Additionally, the regulations for KYC are often overbroad and unclear, either not recognizing Cryptocurrencies as monetary transactions or neglecting specific clauses to regulate automated tellers. Non-profit research centers like CoinCenter provide useful tools to assist investors in making sense of the current patchwork legal status of cryptocurrency within their state.
Similar loopholes exist worldwide, the Canadian Instacoin and Australian Bitrocket both provide customers with two way Bitcoin transactions without any need for supporting identification and neglect the required hardware to support KYC in the future.
While these providers have stayed under the radar, large-scale rollouts such as Stargroup’s plan provide Australians with 2,900 ATMs could see regulatory bodies outline their stance on the matter, forcing providers to recall non-compliant machines
The Changing Face of The ATM
Automated tellers are a mainstay of our financial distribution system providing people with a quick and hassle-free way of withdrawing funds from their accounts. As cryptocurrency adoption beings to spread into the mainstream, the role of ATMs in our society will be increasingly important adopting a whole host of function based on its supported coins.
According to CoinATMRadar, half of all Bitcoin ATMs provide altcoin support in addition to their ability to transact on the BTC blockchain.
While this currently dominated by cryptocurrencies that provide direct payment assets such as Litecoin, Ether and Bitcoin Cash, future versions of automated tellers may provide support for other blockchains, acting as access points for digital assets such as DENT to purchase mobile data, or Power Ledger, which allows customers to trade renewable energy in a peer to peer marketplace.
While this level of cryptocurrency integration may appear too far beyond the current adoption horizon, the ability to provide a truly decentralized ecosystem requires a serious investment in infrastructure.

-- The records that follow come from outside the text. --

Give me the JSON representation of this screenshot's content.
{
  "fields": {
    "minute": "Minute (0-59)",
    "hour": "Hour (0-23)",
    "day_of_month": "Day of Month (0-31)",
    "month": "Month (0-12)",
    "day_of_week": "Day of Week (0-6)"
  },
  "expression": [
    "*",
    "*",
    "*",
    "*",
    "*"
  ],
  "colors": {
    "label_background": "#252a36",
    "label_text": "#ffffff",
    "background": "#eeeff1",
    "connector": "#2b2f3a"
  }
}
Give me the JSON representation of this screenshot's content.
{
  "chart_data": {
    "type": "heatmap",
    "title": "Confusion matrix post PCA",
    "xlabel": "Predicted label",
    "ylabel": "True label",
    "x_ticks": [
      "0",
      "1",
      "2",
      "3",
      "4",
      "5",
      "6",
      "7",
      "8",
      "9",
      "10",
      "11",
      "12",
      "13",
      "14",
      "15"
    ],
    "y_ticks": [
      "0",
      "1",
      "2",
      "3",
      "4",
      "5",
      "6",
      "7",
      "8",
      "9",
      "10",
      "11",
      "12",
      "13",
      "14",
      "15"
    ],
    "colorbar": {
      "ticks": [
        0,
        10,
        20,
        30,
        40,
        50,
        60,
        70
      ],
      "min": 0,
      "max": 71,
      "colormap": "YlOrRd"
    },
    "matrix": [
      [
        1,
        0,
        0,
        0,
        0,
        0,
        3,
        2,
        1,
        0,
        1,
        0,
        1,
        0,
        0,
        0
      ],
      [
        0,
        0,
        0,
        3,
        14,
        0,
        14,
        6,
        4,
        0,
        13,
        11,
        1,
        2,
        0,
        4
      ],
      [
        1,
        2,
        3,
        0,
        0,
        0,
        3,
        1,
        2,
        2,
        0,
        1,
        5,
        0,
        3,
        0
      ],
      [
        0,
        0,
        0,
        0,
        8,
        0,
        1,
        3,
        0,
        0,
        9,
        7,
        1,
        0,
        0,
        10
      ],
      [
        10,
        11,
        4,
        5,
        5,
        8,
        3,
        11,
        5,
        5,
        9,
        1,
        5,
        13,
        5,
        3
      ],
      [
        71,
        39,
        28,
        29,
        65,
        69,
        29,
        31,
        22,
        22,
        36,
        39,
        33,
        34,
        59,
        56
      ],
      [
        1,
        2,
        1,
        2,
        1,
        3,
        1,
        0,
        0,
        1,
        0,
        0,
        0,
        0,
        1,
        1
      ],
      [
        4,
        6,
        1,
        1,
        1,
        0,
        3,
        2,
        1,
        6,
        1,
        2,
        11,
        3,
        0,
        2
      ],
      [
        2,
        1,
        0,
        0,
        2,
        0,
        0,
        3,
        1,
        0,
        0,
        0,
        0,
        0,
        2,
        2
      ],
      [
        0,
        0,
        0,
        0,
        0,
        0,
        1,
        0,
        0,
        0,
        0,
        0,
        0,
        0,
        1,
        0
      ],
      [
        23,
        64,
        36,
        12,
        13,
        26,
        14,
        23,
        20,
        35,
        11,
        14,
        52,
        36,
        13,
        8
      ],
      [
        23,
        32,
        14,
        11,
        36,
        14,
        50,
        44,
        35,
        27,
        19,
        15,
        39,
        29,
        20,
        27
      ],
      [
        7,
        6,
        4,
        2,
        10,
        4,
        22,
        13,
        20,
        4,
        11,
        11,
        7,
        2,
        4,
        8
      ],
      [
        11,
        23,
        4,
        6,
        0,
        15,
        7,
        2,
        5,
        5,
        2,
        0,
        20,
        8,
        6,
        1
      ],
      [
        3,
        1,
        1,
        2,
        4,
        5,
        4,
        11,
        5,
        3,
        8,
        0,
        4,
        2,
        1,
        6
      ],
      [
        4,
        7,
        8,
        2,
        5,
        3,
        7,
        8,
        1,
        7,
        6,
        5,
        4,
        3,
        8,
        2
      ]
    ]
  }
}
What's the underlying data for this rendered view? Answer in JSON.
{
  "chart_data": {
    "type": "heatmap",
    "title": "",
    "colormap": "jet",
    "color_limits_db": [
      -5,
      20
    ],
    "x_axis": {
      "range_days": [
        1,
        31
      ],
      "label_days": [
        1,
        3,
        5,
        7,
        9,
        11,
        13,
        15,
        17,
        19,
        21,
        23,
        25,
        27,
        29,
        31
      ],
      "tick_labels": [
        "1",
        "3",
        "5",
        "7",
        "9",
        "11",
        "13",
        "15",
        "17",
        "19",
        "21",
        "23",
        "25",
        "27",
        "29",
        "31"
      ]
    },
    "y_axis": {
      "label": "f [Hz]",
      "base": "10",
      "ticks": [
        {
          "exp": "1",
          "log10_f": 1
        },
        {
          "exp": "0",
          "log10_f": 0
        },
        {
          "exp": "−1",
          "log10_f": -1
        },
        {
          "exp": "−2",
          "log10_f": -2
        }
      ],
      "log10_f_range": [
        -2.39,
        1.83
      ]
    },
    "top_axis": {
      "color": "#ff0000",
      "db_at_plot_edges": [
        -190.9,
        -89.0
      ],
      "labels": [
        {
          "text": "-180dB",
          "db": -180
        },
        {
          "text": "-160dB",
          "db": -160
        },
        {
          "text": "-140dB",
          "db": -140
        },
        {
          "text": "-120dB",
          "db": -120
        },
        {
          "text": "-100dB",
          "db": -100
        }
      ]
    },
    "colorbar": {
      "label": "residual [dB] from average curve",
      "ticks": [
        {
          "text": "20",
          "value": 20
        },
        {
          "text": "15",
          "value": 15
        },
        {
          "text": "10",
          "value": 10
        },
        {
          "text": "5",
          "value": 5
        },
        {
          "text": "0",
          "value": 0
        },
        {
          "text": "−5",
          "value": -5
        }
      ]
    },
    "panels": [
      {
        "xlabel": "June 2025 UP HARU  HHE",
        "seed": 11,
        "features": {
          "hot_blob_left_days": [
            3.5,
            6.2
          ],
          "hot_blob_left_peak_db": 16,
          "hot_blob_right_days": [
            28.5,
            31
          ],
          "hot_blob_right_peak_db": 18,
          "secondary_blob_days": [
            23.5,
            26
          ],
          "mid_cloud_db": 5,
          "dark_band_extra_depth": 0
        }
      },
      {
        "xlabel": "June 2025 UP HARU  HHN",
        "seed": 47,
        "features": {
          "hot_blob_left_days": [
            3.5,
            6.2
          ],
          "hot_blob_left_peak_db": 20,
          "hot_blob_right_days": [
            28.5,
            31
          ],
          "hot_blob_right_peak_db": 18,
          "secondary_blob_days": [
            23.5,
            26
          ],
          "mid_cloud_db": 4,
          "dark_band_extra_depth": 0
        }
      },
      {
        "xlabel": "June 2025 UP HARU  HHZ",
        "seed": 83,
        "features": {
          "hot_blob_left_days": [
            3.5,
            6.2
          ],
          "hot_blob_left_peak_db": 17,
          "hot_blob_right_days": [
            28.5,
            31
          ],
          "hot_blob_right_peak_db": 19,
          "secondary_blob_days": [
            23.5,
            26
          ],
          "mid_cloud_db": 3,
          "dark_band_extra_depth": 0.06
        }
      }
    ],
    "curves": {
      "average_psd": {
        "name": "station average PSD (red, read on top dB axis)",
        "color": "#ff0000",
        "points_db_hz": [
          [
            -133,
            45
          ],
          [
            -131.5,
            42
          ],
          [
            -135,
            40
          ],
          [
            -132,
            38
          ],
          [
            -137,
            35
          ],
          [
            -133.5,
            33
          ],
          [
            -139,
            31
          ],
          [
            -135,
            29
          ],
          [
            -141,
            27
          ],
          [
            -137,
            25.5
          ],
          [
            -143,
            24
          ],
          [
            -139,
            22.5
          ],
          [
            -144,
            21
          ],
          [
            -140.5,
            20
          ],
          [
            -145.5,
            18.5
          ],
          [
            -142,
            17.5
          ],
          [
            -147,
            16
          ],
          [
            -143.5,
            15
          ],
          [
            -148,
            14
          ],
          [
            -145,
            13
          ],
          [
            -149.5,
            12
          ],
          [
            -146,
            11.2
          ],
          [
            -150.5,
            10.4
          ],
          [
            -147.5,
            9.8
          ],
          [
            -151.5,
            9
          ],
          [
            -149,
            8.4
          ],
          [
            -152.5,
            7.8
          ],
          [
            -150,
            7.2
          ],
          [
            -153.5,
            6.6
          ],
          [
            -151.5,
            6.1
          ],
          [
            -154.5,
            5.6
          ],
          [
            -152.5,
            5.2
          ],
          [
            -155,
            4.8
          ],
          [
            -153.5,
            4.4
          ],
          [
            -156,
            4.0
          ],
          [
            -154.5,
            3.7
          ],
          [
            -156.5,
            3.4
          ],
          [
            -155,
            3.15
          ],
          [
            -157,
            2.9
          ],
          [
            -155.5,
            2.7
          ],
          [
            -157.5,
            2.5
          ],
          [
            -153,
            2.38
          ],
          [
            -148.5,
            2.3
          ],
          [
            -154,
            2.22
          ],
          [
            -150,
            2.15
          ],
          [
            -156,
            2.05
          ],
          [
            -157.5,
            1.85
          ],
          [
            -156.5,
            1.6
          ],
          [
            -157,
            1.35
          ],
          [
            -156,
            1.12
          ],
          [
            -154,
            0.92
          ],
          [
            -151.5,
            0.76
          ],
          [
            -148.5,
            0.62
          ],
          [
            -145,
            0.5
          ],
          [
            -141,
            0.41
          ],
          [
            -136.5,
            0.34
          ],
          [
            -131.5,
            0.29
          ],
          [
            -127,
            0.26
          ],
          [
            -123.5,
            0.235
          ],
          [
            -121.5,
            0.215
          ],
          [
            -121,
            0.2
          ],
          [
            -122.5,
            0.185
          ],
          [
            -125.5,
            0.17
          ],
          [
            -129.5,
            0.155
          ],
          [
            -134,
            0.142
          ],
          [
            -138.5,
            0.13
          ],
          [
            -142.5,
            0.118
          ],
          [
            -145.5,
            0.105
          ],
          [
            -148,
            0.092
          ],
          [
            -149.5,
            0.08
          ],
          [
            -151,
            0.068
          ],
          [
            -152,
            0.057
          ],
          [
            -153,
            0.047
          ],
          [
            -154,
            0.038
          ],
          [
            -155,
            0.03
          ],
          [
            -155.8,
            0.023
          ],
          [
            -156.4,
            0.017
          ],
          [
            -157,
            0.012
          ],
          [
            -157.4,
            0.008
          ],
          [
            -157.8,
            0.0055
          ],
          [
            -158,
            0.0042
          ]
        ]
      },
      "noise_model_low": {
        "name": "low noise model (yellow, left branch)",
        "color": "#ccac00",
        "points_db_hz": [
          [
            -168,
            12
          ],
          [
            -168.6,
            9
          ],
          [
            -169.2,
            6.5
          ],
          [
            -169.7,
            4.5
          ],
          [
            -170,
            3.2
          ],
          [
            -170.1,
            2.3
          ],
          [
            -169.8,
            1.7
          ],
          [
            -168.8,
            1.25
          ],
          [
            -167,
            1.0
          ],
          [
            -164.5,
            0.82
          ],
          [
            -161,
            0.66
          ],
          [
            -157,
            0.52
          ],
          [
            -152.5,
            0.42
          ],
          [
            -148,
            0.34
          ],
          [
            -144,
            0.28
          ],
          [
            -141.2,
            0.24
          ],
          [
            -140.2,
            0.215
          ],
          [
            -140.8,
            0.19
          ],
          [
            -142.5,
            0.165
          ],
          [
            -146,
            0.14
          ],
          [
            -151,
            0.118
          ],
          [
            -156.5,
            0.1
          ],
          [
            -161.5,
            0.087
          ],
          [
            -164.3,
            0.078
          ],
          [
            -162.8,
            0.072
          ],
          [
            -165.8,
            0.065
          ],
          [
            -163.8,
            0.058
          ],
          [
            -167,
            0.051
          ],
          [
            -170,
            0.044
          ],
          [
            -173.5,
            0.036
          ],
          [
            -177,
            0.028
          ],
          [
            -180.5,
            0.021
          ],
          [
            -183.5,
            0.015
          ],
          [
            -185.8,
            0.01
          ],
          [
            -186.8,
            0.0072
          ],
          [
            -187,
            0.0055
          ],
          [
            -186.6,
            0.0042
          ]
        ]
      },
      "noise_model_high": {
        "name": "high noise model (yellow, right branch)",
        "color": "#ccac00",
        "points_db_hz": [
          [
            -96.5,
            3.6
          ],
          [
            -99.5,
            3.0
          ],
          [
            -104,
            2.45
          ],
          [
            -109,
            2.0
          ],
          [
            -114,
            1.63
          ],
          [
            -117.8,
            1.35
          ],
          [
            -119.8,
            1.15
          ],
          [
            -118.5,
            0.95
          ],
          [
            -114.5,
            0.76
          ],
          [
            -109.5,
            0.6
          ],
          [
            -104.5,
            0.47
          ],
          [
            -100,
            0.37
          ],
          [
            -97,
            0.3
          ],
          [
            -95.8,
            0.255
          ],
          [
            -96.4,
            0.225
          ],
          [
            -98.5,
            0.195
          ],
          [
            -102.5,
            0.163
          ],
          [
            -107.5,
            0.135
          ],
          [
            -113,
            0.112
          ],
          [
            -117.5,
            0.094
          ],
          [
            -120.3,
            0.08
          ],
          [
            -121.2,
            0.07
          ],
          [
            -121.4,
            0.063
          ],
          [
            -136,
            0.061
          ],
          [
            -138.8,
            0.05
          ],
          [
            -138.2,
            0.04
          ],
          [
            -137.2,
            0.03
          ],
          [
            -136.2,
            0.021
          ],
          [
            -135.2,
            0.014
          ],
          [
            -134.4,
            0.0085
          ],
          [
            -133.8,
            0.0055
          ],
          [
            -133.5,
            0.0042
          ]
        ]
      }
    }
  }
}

For projects that look to provide society critical blockchain services such as blockchain based identification, verifiably secure voting systems or decentralized global real estate, providing users with a secure terminal to access their blockchain is paramount to the long-term success of their project.
By leveraging an ever-expanding automated financial ecosystem, ATMs will continue to evolve alongside the assets that constitute our changing digital economy. As blockchain development and adoption beings to expand into the wider scope of digital assets, consumers will continue to depend on these secure access points in order to manage their lives.
For markets where digital infrastructure is limited, the accessibility of these facilities will potentially provide an integral passageway to a blockchain enabled future.